How To Keep Kids in Their Own Beds

How To Keep Kids in Their Own Beds

In this week's installment of "How To Tuesday," we tackle a problem many parents face: keeping children in their own bed at night. Thomas Hobson, a father of two and director of Le Bonheur's Child Life department, shares some helpful tips for you sleep-deprived parents. Here's what he had to say:

When your child is first born, everyone expects not to get any sleep. That just comes with the territory, and you learn to sleep when you can. After a while, something magical happens, and your child begins to sleep through the night. It is definitely something to be celebrated.

As your child grows, you continue to celebrate milestones, like crawling out of his or her crib. It's time for the "big kid" bed. After a little time, something not-so-magical happens: night visitors.

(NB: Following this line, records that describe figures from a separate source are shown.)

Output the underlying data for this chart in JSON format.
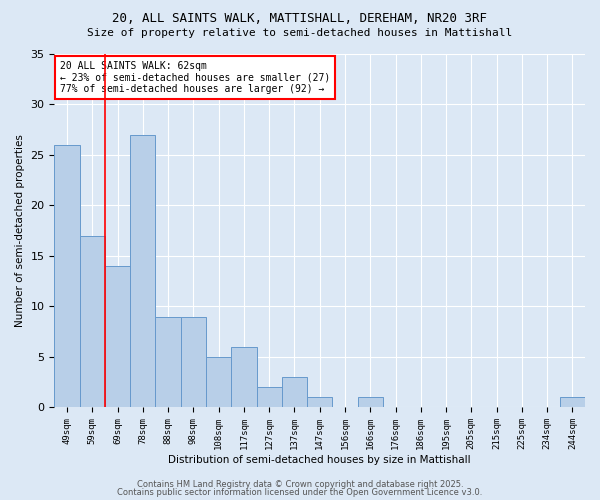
{
  "title": "20, ALL SAINTS WALK, MATTISHALL, DEREHAM, NR20 3RF",
  "subtitle": "Size of property relative to semi-detached houses in Mattishall",
  "xlabel": "Distribution of semi-detached houses by size in Mattishall",
  "ylabel": "Number of semi-detached properties",
  "bar_color": "#b8cfe8",
  "bar_edge_color": "#6699cc",
  "background_color": "#dce8f5",
  "fig_background": "#dce8f5",
  "grid_color": "#ffffff",
  "categories": [
    "49sqm",
    "59sqm",
    "69sqm",
    "78sqm",
    "88sqm",
    "98sqm",
    "108sqm",
    "117sqm",
    "127sqm",
    "137sqm",
    "147sqm",
    "156sqm",
    "166sqm",
    "176sqm",
    "186sqm",
    "195sqm",
    "205sqm",
    "215sqm",
    "225sqm",
    "234sqm",
    "244sqm"
  ],
  "values": [
    26,
    17,
    14,
    27,
    9,
    9,
    5,
    6,
    2,
    3,
    1,
    0,
    1,
    0,
    0,
    0,
    0,
    0,
    0,
    0,
    1
  ],
  "property_label": "20 ALL SAINTS WALK: 62sqm",
  "pct_smaller": 23,
  "pct_larger": 77,
  "count_smaller": 27,
  "count_larger": 92,
  "red_line_index": 1.5,
  "ylim": [
    0,
    35
  ],
  "yticks": [
    0,
    5,
    10,
    15,
    20,
    25,
    30,
    35
  ],
  "title_fontsize": 9,
  "subtitle_fontsize": 8,
  "footer1": "Contains HM Land Registry data © Crown copyright and database right 2025.",
  "footer2": "Contains public sector information licensed under the Open Government Licence v3.0."
}
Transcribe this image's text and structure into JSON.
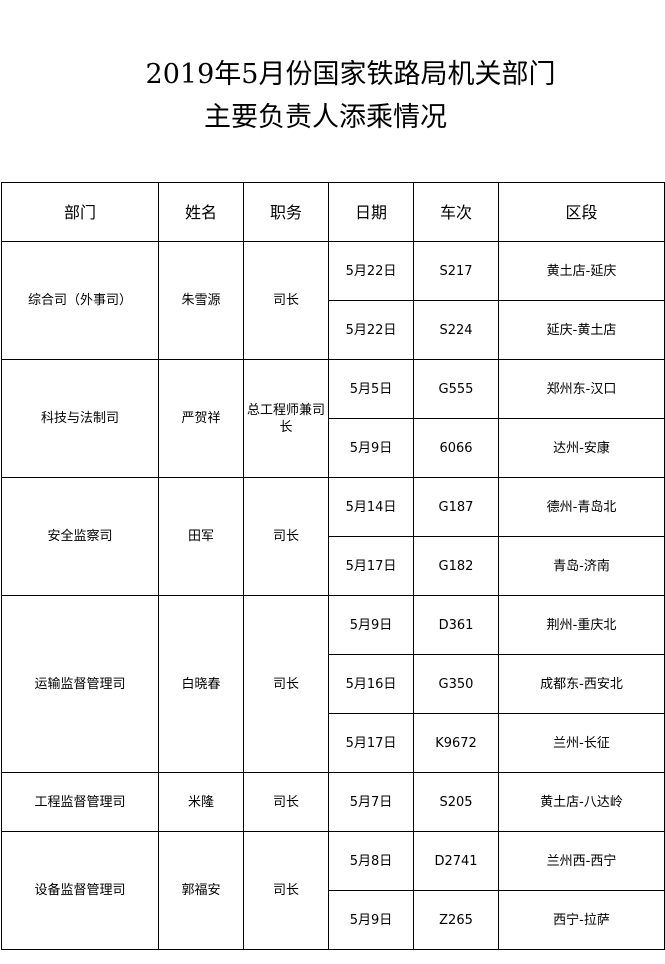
{
  "title": {
    "line1": "2019年5月份国家铁路局机关部门",
    "line2": "主要负责人添乘情况"
  },
  "headers": [
    "部门",
    "姓名",
    "职务",
    "日期",
    "车次",
    "区段"
  ],
  "groups": [
    {
      "dept": "综合司（外事司）",
      "name": "朱雪源",
      "title": "司长",
      "trips": [
        {
          "date": "5月22日",
          "train": "S217",
          "section": "黄土店-延庆"
        },
        {
          "date": "5月22日",
          "train": "S224",
          "section": "延庆-黄土店"
        }
      ]
    },
    {
      "dept": "科技与法制司",
      "name": "严贺祥",
      "title": "总工程师兼司长",
      "trips": [
        {
          "date": "5月5日",
          "train": "G555",
          "section": "郑州东-汉口"
        },
        {
          "date": "5月9日",
          "train": "6066",
          "section": "达州-安康"
        }
      ]
    },
    {
      "dept": "安全监察司",
      "name": "田军",
      "title": "司长",
      "trips": [
        {
          "date": "5月14日",
          "train": "G187",
          "section": "德州-青岛北"
        },
        {
          "date": "5月17日",
          "train": "G182",
          "section": "青岛-济南"
        }
      ]
    },
    {
      "dept": "运输监督管理司",
      "name": "白晓春",
      "title": "司长",
      "trips": [
        {
          "date": "5月9日",
          "train": "D361",
          "section": "荆州-重庆北"
        },
        {
          "date": "5月16日",
          "train": "G350",
          "section": "成都东-西安北"
        },
        {
          "date": "5月17日",
          "train": "K9672",
          "section": "兰州-长征"
        }
      ]
    },
    {
      "dept": "工程监督管理司",
      "name": "米隆",
      "title": "司长",
      "trips": [
        {
          "date": "5月7日",
          "train": "S205",
          "section": "黄土店-八达岭"
        }
      ]
    },
    {
      "dept": "设备监督管理司",
      "name": "郭福安",
      "title": "司长",
      "trips": [
        {
          "date": "5月8日",
          "train": "D2741",
          "section": "兰州西-西宁"
        },
        {
          "date": "5月9日",
          "train": "Z265",
          "section": "西宁-拉萨"
        }
      ]
    }
  ]
}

Here's the good news: this is a completely normal behavior for children. You are their world; they now have the ability to move around. Why wouldn't they want to get out of bed? It is easy to feel flattered at first; your child wants to get into your bed and sleep right next to you. Who wouldn't be honored? After you've been woken up lots of times, had a little knee in your back, and not slept well in general, your child's new freedom of movement seems less like a gift and more like a curse. Have no fear, there are things that you can do to help with this behavior.

Keep in mind, it's a behavior: No, your child is not out to make sure that you never have a restful night sleep again. It is simply a new behavior they've developed, and just like any behavior your child should/could/does develop, you have the ability to shape it. Being woken up at 1:37 a.m. every night can wear on you, and after a while, the loving, supportive parent face starts to resemble the agitated, woken hibernating bear face. Your reaction has the opportunity to reinforce the behavior, for good and bad.

It's business time: When your child wakes you up in the middle of the night, make the interaction about meeting a need and nothing more. If they have growing pains and their joints hurt, give them the appropriate medicine and put them back in their own bed. If they're just lonely, pick them up and put them back into their own bed. The trick is to only do what has to be done (i.e. medicine, reassurance), and then put them back into their own bed. When you provide any positive reinforcement (i.e. letting them sleep with you, playing, being the sweet, loving, concerned parent), it tells the child to keep up the behavior. Provide the necessary interaction and nothing more. This step is harder than it sounds.

Find out why it's happening: Asking your child "why" seems like such an obvious step, but often it doesn't happen. Ask your child why they are coming into your room and listen to the answer. If your child says he doesn't like his room, that's a legitimate answer. So, if you got that answer, look at your patterns and behaviors. Does your child only sleep in the room or do they do other things in the room? Is it truly his room or is it your room that you tell them to sleep in? Once you realize the root cause you can begin to change things.

Have a pre-bed game plan: Planning ahead can make all of the difference between a good night's sleep and another exhausted morning, filled with your frustrations. If you see a pattern appear, have a plan for it. For instance, there was a period when my children were "night visitors" because of bad dreams. My wife and I pulled a page from my parent's playbook, and doused our children with "monster repellent" (a.k.a. cheap cologne/perfume). The kids saw it as something physical that reminded them that there were no monsters/bad dreams, and as a result, woke up less in the night.

Don't cheat: Even one night of "weakness" reinforces to your child that sleeping with you is an option. Our actions speak louder than our words, and the one act of letting your child sleep with you can undo lots of previous work. Consistence, consistence, consistence.